To play the game of basketball, a team and its players must all agree to predetermined, inefficient means of getting the ball through the hoop: players agree to dribble the ball whenever they possess it, they agree to allow the other team to shoot free throws when a referee calls a foul, they agree to bring no ladders onto the court, et cetera. It is these inefficient ways of putting the ball through the metal circle, Suits contends, that actually makes a basketball game.

The construction of this definition is established so that Suits, speaking as The Grasshopper, may entirely flabbergast both Skepticus and his reading audience with a concluding vision of Utopia. (So, spoiler alert from here on out, I suppose.) The Grasshopper posits that, in a truly Utopian society, a version of the world where every material need is easily and instantly met—by an army of docile robots, the Grasshopper suggests—all that humans would do is play games.

In The Grasshopper’s Utopia, one hundred percent of the human population does not flock to basketball arenas or baseball stadiums (although of course plenty would).

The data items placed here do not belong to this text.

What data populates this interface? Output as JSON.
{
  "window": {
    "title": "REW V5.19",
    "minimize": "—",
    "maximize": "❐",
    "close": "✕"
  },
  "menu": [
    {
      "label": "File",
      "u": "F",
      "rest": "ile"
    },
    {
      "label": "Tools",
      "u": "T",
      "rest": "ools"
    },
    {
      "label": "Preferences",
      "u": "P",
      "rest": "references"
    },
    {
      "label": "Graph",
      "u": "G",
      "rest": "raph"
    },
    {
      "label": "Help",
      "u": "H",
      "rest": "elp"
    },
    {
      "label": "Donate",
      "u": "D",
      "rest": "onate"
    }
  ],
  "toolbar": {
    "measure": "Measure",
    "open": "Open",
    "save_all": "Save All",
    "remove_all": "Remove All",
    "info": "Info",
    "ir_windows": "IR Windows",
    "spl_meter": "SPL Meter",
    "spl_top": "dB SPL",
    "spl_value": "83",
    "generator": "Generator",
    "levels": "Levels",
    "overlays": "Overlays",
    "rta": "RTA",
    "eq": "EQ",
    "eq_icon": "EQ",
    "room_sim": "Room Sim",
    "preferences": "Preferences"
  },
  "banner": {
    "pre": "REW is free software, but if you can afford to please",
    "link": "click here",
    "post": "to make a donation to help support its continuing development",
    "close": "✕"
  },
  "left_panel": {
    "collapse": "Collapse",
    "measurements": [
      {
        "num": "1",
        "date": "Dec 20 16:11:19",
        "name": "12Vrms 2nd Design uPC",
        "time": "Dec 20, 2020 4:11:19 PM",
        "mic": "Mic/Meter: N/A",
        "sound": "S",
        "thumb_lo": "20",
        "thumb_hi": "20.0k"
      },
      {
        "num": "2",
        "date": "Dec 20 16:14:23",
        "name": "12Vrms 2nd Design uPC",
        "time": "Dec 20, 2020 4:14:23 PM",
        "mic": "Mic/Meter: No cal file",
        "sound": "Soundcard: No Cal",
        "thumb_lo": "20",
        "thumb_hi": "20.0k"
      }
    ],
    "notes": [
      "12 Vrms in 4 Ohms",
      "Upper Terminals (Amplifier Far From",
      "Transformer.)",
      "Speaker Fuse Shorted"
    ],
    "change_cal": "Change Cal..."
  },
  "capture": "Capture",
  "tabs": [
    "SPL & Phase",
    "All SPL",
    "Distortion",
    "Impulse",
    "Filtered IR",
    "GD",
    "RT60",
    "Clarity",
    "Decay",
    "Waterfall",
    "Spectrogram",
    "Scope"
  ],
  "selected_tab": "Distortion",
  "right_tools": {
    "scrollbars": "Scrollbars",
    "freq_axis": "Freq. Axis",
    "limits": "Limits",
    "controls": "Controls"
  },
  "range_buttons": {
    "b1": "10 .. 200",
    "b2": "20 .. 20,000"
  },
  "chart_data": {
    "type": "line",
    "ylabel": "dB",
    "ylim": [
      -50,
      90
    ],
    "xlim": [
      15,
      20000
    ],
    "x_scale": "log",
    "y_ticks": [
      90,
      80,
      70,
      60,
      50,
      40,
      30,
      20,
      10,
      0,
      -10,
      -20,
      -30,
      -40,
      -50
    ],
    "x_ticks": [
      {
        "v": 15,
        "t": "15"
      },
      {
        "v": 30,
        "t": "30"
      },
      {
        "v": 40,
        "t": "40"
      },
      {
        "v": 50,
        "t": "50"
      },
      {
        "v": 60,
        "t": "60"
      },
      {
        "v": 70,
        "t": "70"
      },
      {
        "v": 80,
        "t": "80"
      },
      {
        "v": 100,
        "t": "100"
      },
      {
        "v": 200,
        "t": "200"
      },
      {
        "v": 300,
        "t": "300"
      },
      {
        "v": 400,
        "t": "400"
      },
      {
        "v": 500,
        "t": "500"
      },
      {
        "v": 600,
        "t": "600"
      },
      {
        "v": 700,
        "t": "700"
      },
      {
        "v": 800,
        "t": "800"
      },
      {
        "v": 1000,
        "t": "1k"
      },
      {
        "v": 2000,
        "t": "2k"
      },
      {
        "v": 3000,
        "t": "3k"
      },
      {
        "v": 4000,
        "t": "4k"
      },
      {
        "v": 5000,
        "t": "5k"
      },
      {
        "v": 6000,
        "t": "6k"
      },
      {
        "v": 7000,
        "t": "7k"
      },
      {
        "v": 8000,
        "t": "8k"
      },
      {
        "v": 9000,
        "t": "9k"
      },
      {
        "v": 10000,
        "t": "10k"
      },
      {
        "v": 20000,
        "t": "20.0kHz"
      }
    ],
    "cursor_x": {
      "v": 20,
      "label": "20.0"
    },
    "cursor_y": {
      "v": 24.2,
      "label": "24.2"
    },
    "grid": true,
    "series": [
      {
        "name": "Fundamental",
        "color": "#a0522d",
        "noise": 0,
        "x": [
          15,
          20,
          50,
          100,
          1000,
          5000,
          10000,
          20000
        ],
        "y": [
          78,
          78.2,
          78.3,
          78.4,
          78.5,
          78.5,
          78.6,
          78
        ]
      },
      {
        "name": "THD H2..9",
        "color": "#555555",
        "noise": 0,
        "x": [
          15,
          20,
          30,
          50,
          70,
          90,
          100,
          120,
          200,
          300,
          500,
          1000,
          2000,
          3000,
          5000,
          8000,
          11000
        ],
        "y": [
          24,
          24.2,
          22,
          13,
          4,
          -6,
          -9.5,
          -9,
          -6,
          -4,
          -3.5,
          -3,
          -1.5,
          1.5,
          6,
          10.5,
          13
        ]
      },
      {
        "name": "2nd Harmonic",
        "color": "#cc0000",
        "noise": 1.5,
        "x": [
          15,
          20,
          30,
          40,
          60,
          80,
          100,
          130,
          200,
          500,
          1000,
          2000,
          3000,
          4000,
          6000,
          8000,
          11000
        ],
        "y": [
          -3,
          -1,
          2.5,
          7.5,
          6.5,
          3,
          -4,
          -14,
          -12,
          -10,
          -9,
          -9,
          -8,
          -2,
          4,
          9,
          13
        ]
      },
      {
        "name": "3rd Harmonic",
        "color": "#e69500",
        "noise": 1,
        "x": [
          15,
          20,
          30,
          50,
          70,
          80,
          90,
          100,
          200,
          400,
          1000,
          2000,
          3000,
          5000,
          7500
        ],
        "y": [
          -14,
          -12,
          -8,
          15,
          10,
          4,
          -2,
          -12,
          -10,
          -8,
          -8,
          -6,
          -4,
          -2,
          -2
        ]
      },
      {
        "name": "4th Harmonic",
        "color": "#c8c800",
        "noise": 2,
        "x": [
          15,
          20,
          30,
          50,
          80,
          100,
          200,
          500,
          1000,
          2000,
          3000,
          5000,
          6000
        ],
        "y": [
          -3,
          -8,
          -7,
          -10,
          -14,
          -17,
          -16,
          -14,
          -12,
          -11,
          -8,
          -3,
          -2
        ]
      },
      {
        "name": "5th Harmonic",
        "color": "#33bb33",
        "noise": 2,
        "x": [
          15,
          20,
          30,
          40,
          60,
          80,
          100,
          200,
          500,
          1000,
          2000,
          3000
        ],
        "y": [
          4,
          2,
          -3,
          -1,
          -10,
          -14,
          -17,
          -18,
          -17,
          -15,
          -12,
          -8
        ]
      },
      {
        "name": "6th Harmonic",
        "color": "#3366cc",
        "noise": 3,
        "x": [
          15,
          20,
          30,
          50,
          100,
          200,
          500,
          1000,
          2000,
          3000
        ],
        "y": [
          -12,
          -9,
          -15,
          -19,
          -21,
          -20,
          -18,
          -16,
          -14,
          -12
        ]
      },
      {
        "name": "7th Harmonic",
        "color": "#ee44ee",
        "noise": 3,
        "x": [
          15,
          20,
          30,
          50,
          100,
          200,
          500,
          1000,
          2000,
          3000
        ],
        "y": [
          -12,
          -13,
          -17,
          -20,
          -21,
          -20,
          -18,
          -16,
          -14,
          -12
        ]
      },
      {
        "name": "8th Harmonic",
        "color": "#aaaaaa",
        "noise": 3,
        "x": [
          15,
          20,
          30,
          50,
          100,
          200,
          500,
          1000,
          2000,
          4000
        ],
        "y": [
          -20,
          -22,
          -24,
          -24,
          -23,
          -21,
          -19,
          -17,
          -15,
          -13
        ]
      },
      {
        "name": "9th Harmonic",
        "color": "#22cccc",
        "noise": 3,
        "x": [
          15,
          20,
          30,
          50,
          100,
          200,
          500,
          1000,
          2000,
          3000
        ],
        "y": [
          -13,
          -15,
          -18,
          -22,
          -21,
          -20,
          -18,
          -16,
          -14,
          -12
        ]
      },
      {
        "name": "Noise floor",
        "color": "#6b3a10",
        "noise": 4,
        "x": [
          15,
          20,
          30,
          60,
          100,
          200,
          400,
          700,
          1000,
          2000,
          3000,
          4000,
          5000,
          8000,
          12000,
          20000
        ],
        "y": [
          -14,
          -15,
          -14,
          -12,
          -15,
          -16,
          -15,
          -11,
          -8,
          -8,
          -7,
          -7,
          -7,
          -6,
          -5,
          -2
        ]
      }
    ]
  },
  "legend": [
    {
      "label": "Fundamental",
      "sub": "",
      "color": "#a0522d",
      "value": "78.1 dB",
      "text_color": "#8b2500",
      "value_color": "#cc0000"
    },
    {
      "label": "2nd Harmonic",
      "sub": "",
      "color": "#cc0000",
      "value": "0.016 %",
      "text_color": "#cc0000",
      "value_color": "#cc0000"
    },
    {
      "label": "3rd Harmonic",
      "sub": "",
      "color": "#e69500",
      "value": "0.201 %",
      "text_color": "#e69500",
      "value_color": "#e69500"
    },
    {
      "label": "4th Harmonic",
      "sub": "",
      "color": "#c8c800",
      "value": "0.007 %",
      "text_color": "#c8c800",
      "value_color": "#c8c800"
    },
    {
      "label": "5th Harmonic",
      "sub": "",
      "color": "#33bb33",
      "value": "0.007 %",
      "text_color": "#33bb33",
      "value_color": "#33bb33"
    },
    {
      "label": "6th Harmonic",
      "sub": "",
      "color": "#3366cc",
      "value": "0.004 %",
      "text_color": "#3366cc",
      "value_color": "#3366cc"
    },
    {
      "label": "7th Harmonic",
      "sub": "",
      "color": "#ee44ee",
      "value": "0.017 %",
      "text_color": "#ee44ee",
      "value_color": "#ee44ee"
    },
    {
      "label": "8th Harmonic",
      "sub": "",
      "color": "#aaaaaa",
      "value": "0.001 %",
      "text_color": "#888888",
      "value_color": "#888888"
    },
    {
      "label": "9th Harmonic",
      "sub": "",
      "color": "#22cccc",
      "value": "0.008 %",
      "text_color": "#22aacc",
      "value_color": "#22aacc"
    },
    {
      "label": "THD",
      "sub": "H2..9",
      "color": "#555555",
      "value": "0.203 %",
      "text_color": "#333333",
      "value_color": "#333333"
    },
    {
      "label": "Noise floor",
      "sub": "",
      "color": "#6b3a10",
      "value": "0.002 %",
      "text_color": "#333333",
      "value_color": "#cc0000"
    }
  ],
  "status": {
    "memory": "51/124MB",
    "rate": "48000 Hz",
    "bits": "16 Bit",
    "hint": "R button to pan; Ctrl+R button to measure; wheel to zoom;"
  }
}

The Grasshopper proposes that, in Utopia, even activities like carpentry would in fact become games. Suits’ example: if a person who loves carpentry wanted to build a house in a society where a house could be instantly built, they would probably still build a house with their hands, so great is their love of carpentry.

But this action would suddenly fall under Suits’ definition of games. In Utopia everybody already has a house—building another one serves as productive a purpose as putting a basketball through an orange metal circle. And, what’s more, the enthusiastic carpenter would be voluntarily choosing an inefficient way to arrive at that final destination. The docile robots could immediately build a house, but the carpenter is insisting, by personally hammering every last nail, on performing the equivalent of dribbling down the basketball court.

Even the arts, Suits-as-Grasshopper contends, would no longer be necessary in Utopia:

Art has a subject matter which consists in the actions and passions of men: with human aspirations and frustrations, hopes and fears, triumphs and tragedies, with flaws of character, moral dilemmas, joy and sorrow. But it would seem that none of these necessary ingredients of art could exist in Utopia.

Perhaps you don’t buy this Utopic argument. That’s okay; at this rate, we won’t be able to test out Suits’ theory in this world anytime soon, anyway. But do consider: maybe that joy we feel in the middle of a good game—or in the middle of a good book—is a shadow of the fulfilling, non-striving directionlessness that being in a real Utopia would bring.